Yang Giok maklum bahwa Khu Lok telah mengenalnya dan ia menjadi marah karena dimaki sebagai pencuri kecil. Memang, Ayahnya telah mencuri pedang kerajaan itu karena menurut anggapan Ayahnya, pedang itu tidak pantas berada di tangan kaisar yang lalim dan hendak disimpan untuk kelak dipersembahkan kepada kaisar yang lebih baik dan yang berhak. Akan tetapi, karena keadaan pedang itu sedang dalam bahaya tercuri oleh orang lain, ia tidak berkata sesuatu hanya memperhebat gerakan pedangnya mengepung pencuri itu.
"Ha, ha! Apa kau kira aku tidak tahu bahwa kau adalah utusan dari kaisar yang telah jatuh dan melarikan diri itu? Jangan harap kau dapat mengambil pedang ini!"
Pencuri Kate itu mengejek dan melayani keroyokan itu dengan hebat pula. Ternyata kepandaian si Kate ini benar-benar tinggi karena dengan sabetan ujung baju ia telah dapat menggetarkan tangan Yang Giok yang memegang pedang.

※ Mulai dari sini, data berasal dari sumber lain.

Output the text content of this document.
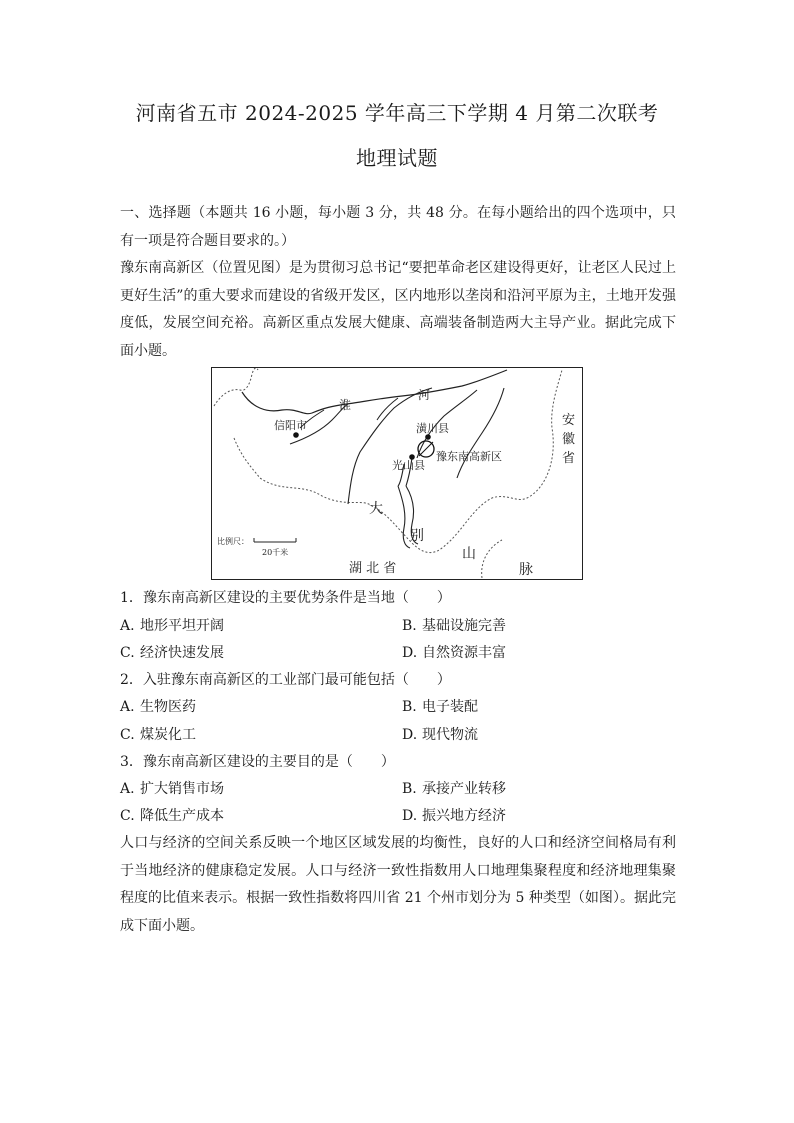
河南省五市 2024-2025 学年高三下学期 4 月第二次联考
地理试题
一、选择题（本题共 16 小题，每小题 3 分，共 48 分。在每小题给出的四个选项中，只有一项是符合题目要求的。）
豫东南高新区（位置见图）是为贯彻习总书记“要把革命老区建设得更好，让老区人民过上更好生活”的重大要求而建设的省级开发区，区内地形以垄岗和沿河平原为主，土地开发强度低，发展空间充裕。高新区重点发展大健康、高端装备制造两大主导产业。据此完成下面小题。
信阳市
淮
河
潢川县
光山县
豫东南高新区
安
徽
省
大
别
山
脉
湖 北 省
比例尺：
20千米
1．豫东南高新区建设的主要优势条件是当地（　　）
A. 地形平坦开阔	B. 基础设施完善
C. 经济快速发展	D. 自然资源丰富
2．入驻豫东南高新区的工业部门最可能包括（　　）
A. 生物医药	B. 电子装配
C. 煤炭化工	D. 现代物流
3．豫东南高新区建设的主要目的是（　　）
A. 扩大销售市场	B. 承接产业转移
C. 降低生产成本	D. 振兴地方经济
人口与经济的空间关系反映一个地区区域发展的均衡性，良好的人口和经济空间格局有利于当地经济的健康稳定发展。人口与经济一致性指数用人口地理集聚程度和经济地理集聚程度的比值来表示。根据一致性指数将四川省 21 个州市划分为 5 种类型（如图）。据此完成下面小题。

Akan tetapi, Khu Lok yang terkenal sebagai ahli lweekeh dan ia telah banyak punya pengalaman bertempur, maka pedangnya lalu membuat gerakan mengurung hingga pencuri yang bertangan kosong itu terdesak juga. Pada suatu kesempatan yang baik, pedang Khu Lok telah berhasil membabat ujung lengan baju pencuri itu hingga terpotong dan ketika pencuri itu karena kagetnya berlaku lambat, Khu Lok mengulur tangan kirinya dan berhasil merampas pedang itu.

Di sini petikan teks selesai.